According to my Vis Stud 6 Help, C2011 is telling you that you have defined the identifier "Automove" as a type "Class" elsewhere. It would seem that your guess is pretty accurate.

Quoting Help:

Compiler Error C2011
'identifier' : '_type_' type redefinition

The specified identifier was already defined as type _type_.

The following is an example of this error:

struct S;
union S; // error

I hate it when that sort of thing happens!


----------



## joeAverage (Jan 17, 2006)

Hi, 
There is another cause for this error:

If you have the same include file, ie the class definition file, in two folders which are in your include path you will get this error:

project folder
|
MyClass.h ( In local Folder )
|
|--> Folder on Include Path
|
MyClass.h ( Second copy of file in this folder )

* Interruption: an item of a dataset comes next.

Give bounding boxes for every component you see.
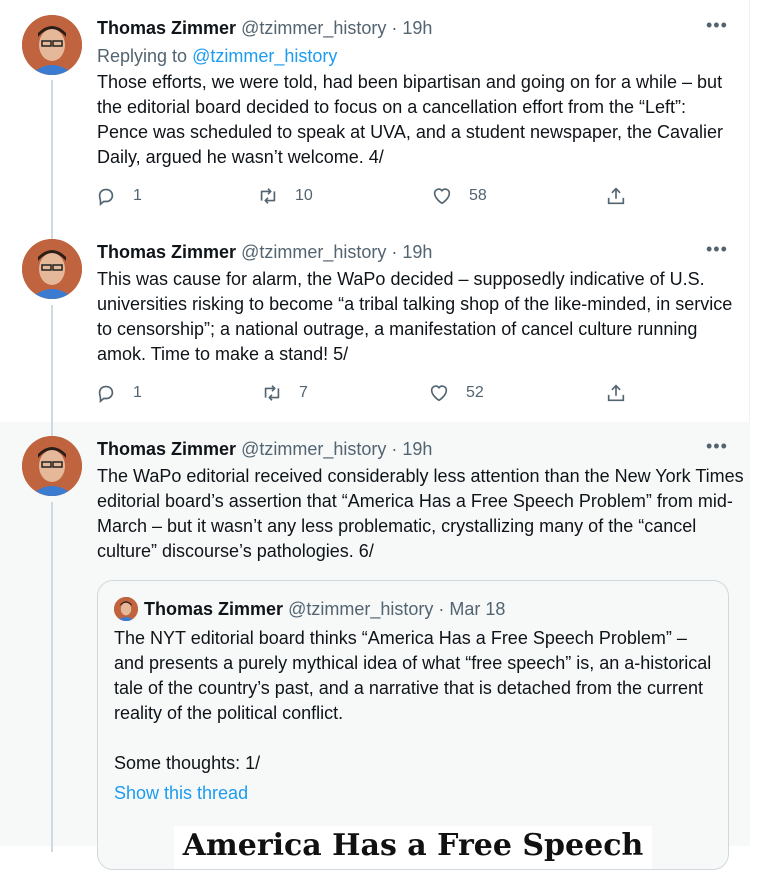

What happens is that the compiler reads the second file without telling you that there is a second file involved.
This means that you keep looking for the error in the wrong place.
The fact the compiler doesn't flag the second file is a serious bug in the compiler in my opinion, as the description of the error is totally innaccurate.
The 'type' is not defined elsewhere, what is actually happening is that the compiler is opening two files with the same name and including them without telling the user, which is plain nuts.

The solution to this particular problem is to do a file search along your inlcude path ( including the local project folder) for the class or file name and locating ( and removing ) the duplicate file.

Hope this helps


----------



## DannySun-NY (Feb 8, 2007)

If the class interface is given in a header file, then there should be a header guard 
#ifndef ABC
#define ABC
...class interface here

#endif

Forgetting to put in a header guard, or having an invalid header guard (e.g., a typo), may generate this error.


----------